Most/all IoT devices need to self-flash.
Thanks for the help.
Perhaps including an additional low cost single board computer into your solution will provide the self flash capability, e.g. X86 SBC running Ubuntu with the Jetpack installed for reflashing the Jetson and interconnected I/O to put the Jetson into the correct mode. The X86 SBC is responsible for keeping Jetpack updated as a background task. While this will increase cost and power consumption, it could be sleeping most of the time.
Regards, H
I appreciate the suggestion, and it’s a possibility for future products, although the trade-offs make it unlikely. Thanks.
However, that doesn’t provide Jetson-self-flash capability, which is what I need for the current product.
Actually there were times when self-flashing was a question of changing files on a system partition. You got a kernel, device tree, initrd, rootfs. All on single SD card. Easy to access. Easy to swap. Update and reboot, done.
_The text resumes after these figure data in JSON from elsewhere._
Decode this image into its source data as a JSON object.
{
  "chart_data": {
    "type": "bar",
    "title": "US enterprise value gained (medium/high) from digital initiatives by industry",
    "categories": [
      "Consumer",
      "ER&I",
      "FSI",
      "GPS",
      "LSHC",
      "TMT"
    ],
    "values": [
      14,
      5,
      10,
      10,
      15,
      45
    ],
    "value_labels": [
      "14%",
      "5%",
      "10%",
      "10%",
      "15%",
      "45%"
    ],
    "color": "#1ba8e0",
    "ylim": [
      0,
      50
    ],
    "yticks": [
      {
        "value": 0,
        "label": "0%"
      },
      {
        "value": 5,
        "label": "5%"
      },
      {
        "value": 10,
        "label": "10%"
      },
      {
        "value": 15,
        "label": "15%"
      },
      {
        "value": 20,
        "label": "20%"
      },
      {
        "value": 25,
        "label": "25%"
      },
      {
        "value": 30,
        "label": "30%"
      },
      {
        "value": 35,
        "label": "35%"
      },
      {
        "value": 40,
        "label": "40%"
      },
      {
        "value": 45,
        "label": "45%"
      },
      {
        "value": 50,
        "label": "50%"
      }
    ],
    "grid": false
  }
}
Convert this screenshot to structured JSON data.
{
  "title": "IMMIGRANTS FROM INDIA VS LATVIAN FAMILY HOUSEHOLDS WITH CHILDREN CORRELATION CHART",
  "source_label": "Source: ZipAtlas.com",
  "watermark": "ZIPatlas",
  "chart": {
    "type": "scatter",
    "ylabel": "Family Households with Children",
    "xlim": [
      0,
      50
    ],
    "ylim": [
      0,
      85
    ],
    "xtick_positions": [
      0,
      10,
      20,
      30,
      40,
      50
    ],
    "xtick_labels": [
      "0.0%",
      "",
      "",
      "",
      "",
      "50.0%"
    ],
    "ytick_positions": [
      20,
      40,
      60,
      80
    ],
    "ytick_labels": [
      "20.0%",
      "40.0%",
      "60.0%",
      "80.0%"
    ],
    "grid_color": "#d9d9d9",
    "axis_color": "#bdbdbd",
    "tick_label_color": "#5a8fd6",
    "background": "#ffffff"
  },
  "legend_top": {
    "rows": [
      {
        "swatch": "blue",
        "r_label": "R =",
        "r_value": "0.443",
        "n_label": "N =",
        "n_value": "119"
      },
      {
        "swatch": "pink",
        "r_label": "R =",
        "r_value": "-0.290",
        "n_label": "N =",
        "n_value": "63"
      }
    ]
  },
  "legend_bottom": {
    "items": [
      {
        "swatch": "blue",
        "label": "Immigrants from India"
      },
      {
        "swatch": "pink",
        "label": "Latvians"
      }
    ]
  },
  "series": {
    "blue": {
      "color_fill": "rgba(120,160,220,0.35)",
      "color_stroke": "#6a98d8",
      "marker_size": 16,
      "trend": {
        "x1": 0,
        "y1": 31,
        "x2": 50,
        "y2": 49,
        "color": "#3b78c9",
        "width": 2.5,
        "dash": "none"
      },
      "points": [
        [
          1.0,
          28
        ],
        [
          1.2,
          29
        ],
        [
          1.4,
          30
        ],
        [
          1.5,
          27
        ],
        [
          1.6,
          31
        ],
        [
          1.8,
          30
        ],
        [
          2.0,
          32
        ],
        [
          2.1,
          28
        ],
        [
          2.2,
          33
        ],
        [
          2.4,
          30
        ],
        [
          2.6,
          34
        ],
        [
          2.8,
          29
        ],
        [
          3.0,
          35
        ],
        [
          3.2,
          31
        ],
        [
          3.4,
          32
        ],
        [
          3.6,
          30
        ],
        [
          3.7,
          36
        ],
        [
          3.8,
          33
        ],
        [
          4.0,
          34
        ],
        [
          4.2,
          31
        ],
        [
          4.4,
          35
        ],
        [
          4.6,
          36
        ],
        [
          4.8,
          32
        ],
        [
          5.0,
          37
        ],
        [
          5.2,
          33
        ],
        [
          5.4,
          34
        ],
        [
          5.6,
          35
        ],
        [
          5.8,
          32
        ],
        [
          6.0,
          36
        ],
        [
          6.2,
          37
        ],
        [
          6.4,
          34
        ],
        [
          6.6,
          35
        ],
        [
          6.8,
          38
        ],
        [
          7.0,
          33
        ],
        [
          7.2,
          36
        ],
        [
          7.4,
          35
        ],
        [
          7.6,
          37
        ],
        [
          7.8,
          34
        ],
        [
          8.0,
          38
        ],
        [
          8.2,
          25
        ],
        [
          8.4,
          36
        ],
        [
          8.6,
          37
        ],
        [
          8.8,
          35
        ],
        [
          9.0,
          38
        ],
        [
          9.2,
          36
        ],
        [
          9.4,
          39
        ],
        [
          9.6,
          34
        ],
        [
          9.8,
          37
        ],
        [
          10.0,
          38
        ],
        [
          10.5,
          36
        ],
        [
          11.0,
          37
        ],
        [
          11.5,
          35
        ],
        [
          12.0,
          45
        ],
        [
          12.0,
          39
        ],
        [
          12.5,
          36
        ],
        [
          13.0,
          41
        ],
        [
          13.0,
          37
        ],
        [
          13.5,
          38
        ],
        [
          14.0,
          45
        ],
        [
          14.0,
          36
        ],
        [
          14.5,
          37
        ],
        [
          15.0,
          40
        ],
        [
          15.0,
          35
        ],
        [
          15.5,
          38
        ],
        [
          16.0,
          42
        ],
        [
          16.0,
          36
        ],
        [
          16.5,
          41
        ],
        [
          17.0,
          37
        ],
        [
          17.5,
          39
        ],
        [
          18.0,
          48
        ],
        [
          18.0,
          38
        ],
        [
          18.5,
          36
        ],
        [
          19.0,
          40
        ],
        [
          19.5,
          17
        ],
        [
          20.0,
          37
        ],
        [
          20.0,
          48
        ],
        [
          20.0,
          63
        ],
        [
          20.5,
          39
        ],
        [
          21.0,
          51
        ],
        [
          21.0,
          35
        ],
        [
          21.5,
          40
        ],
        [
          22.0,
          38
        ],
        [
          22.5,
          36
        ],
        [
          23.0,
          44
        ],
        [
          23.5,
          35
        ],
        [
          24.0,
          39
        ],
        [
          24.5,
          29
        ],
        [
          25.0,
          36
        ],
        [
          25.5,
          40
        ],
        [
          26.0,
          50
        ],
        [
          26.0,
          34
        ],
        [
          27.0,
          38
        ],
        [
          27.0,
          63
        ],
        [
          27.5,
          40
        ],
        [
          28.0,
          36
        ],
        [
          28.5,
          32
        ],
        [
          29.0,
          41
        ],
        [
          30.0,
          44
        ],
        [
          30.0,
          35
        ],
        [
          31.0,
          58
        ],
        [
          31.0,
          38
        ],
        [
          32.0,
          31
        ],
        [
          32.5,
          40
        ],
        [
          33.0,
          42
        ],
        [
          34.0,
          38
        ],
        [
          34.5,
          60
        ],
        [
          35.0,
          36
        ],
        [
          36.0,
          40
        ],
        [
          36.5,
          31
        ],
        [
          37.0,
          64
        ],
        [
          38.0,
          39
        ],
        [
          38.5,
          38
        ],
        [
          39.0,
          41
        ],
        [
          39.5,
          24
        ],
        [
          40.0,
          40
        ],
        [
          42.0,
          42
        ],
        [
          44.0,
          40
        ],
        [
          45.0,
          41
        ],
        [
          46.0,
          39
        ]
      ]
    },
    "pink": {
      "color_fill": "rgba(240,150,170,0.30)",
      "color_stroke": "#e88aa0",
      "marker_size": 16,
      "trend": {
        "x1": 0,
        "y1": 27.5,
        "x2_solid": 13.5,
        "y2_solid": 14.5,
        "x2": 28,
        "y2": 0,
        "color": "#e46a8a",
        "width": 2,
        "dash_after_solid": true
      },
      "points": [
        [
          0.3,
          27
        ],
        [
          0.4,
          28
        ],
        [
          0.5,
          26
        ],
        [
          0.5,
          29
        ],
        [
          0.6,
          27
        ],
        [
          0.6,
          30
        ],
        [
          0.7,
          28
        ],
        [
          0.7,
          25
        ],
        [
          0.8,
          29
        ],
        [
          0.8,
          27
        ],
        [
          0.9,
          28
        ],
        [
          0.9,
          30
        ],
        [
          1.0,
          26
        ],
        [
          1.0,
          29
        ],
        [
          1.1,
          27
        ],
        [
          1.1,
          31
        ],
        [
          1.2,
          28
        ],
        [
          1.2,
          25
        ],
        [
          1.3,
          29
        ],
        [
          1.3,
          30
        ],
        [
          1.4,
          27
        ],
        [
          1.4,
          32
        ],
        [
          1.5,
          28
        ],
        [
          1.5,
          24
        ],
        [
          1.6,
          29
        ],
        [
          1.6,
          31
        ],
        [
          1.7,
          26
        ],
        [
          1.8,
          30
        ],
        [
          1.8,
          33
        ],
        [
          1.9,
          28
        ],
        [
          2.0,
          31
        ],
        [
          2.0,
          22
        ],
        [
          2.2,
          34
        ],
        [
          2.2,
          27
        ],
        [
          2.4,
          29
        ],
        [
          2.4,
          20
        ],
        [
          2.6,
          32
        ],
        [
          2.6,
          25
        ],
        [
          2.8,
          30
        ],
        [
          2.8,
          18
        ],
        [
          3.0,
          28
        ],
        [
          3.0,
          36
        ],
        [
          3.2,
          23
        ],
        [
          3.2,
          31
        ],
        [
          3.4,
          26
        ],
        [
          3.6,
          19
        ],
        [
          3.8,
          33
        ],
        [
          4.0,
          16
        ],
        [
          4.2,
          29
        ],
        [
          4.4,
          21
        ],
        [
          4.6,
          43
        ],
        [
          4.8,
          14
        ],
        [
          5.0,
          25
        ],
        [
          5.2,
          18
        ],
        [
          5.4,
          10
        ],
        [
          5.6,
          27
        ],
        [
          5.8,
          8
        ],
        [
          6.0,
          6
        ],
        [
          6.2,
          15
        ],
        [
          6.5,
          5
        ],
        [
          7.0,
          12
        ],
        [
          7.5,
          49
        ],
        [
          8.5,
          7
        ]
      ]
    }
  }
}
But today? Forget about it. You are required to press the recovery button and use an X86-64 based computer, because the binary tools exists only for this platform. There are encrypted device tree blobs in the eMMC, without which the system wont boot, because each newer L4T release will flash the bootloader (which in above metioned terms is really equivalent to the bios/uefi), and provides a set abstraction to the actual system loaded. But no. Nvidia choose not to support full system loading from SD and requires that the DT portion is flashed onto the cpu module’s eMMC. Without any clear reasoning why to do that. But the proof that it does not need to be that way is in the earlier L4T releases. A deployed application does not need to flash its bootloader/BIOS, but should be possible to flash itself. And that is no longer possible as it was before.
I do not believe there is any technical obstacle to provide features the users of this platform want, but there is a seriously bad management of these products in terms of support and development. Many things are left out undocumented, many things are getting more and more obfuscated. Instead of providing a platform which can evolve and develop, we are fed with false promises, impossible to achieve features and buggy hardware. There are uncorrectable bugs which prevent the TX1 and TX2 to be used in our serious application and we are quite tired of working with such a black box.
I always wonder why manufacturers are unable to listen to their users and try to push out products which do not serve the market. If anybody reads this from NVidia, please make a change and start supporting the products properly. Open up the documentation, open up your secret bug/errata/workaround database. We want to use these products but the only one stopping us is unfortunately you, NVidia.
So far as I know the device tree is signed, which isn’t the same as encrypted. There is a question out on how to sign using open source tools…if that can be answered then dd of partitions will be practical again. I have not looked yet at the changes from R28.2 to R28.2.1, but I would guess that whatever major release comes next it’ll have more support for backup partitions which would make self flash safer (I see the dual list of partitions now, but I don’t think it is fully implemented with redundancy yet…but I could be wrong since I have not examined R28.2.1 yet).